L’Arabie saoudite: un régime criminel

Le meurtre de Jamal Khashoggi est le décalque d’une action de propagande de l’État islamique


Mohamed Ben Salam
Un dictateur en Arabie saoudite qui assasine c'est citoyens partout dans le monde : Le roi Mohamed Ben Salam

Le prince héritier Mohammed ben Salmane et le Royaume qu’il dirige de facto bénéficient depuis longtemps de la mansuétude des démocraties occidentales en échange des ventes d'armes.

Mais après le meurtre de Jamal Khashoggi, il est impossible d’ignorer la nature profonde du régime.
En chimie, on appelle cela un précipité. Cela se produit lorsque la modification de la concentration de différents liquides ou l’adjonction d’un élément étranger « précipite » la formation d’éléments solides. L’affaire Khashoggi, qu’il faut sans doute appeler plus justement l’assassinat de Jamal Khashoggi, est un précipité qui révèle aux yeux de tous la véritable nature de la monarchie saoudienne sous la conduite du prince héritier Mohammed ben Salmane, et qui ne doit plus être ignorée par ses clients et partenaires occidentaux : celle d’un régime criminel.

Le meurtre d’un journaliste saoudien de soixante ans, connu des seuls spécialistes du Moyen-Orient, n’aurait pas du devenir un scandale international. Personne ne l’avait anticipé, et surtout pas l’homme fort de l’Arabie saoudite, Mohammed ben Salmane, dit MBS. Depuis son irruption en 2015 en tant que ministre de la défense à l’âge de 29 ans, puis son accession au rang de prince héritier en 2017, c’est-à- dire premier successeur de son père le roi, il a pourtant accumulé les faux pas et les erreurs de jugement, dont certaines bien plus meurtrières que l’élimination de Jamal Khashoggi. Mais les conséquences de ses actes ne l’ont jamais rattrapé au point de le mettre en danger. Jusqu’à maintenant.

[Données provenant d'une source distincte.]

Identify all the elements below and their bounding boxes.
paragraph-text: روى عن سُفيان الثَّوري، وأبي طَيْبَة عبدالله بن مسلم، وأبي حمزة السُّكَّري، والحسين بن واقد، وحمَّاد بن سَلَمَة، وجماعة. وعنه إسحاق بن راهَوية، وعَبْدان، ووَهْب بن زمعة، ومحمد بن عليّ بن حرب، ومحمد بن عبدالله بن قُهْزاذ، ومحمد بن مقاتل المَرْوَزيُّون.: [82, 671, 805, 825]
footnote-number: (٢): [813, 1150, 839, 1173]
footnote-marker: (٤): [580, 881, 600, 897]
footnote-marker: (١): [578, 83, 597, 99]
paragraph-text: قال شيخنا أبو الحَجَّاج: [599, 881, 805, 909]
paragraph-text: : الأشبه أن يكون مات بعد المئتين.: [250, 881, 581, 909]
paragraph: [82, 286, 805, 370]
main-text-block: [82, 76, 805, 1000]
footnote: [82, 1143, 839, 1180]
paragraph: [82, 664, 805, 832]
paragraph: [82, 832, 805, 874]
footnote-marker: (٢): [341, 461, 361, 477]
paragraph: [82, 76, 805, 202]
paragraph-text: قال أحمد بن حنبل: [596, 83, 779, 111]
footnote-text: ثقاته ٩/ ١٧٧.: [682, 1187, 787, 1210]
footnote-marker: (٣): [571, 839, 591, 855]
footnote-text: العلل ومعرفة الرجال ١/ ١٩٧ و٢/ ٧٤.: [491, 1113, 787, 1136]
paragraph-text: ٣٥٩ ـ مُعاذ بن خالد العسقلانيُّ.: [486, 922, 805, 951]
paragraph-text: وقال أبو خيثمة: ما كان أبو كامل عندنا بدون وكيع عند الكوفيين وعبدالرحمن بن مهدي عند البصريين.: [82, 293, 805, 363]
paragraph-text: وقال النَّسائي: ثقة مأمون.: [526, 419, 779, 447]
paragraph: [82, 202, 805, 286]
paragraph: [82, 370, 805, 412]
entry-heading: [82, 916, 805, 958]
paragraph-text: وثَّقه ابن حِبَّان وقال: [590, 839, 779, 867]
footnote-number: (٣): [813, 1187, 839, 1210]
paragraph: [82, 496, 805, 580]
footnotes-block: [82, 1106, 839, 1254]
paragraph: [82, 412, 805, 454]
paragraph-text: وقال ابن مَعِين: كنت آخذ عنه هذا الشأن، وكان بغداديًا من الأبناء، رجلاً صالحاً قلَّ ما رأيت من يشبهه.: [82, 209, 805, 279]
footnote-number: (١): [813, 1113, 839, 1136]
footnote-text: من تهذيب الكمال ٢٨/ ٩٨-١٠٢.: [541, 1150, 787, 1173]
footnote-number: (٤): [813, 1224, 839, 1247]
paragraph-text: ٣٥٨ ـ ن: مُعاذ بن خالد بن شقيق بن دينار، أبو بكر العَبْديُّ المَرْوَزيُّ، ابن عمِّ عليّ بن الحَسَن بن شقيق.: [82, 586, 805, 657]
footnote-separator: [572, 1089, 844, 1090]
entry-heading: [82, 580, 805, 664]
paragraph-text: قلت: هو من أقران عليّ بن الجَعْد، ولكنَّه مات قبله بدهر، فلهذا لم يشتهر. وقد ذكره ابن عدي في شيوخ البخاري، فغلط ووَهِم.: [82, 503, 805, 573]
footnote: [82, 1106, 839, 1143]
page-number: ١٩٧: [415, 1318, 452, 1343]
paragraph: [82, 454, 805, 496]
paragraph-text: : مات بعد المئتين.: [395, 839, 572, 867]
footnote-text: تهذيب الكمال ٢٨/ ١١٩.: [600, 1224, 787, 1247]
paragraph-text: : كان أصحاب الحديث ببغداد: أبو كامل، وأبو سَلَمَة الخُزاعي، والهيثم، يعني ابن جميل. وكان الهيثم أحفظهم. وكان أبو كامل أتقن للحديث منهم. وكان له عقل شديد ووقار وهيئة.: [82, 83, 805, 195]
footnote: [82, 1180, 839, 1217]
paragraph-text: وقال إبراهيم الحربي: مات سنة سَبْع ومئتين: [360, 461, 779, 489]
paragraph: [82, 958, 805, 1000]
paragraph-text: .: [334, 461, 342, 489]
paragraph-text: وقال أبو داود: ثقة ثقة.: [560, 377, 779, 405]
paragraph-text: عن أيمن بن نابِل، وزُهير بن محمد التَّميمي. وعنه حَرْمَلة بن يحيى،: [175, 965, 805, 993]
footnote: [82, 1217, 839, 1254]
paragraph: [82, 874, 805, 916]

Pourtant, en dépit de ce bagage chargé qui aurait dû plomber n’importe quel dirigeant, MBS a continué de bénéficier de la mansuétude et du soutien affiché de la plupart de démocraties occidentales. Les ressorts (pas si) cachés de cette main perpétuellement tendue, on les connaît : le pétrole acheté, les armes vendues, et les investissements financiers juteux dans les deux sens auxquels il faut ajouter les promesses de réformes brandies par MBS qui, bien que fréquemment repoussées, lui servent de monnaie d’échange sur la scène internationale. Et, bien entendu, comme les gouvernements occidentaux ne cessent de le répéter depuis le 11 septembre 2001, la collaboration de l’Arabie saoudite dans la guerre contre le terrorisme a un coût qu’il faut payer en se taisant, comme on ingère un médicament dégoûtant...

Face au silence entourant ses actions criminelles, face à l’impunité dont il bénéficiait jusqu’ici, face même à l’admiration qu’il suscitait à l’étranger (cf. sa tournée américaine d’avril 2018 où il a rencontré tous les grands patrons et médias qui comptent dans un concert de louanges), Mohammed ben Salmane n’avait donc aucune raison de penser que faire disparaître un journaliste critique allait remettre en cause sa cote de popularité. Mais il a commis une erreur de calcul.

Contrairement à la Russie de Vladimir Poutine qui élimine ses opposants à l’étranger de manière discrète, sauf bavure façon Skripal, MBS a choisi de signer son crime. Comment expliquer autrement la disparition de Jamal Khashoggi dans son propre consulat alors que sa fiancée l’attendait à l’extérieur ? Soit c’est de la bêtise, ce qu’il ne faut pas complètement exclure, soit c’est un message. Mais l’erreur a été de le faire en Turquie. 

L’élément final du précipité, c’est la cruauté du meurtre de Jamal Khashoggi. Il est le décalque d’une action de propagande de l’État islamique ou de la décapitation de Daniel Pearl par Al-Qaïda, alors que l’occident est justement censé combattre l’obscurantisme et la violence islamiste de Daech ou des héritiers de ben Laden avec l’appui de Riyad. Ce que beaucoup pointent depuis longtemps, c’est-à-dire la porosité entre le terrorisme d’Al-Qaïda ou de Daech et l’alliance au cœur du régime saoudien entre la famille régnante et le clergé wahhabite, est exposé au grand jour.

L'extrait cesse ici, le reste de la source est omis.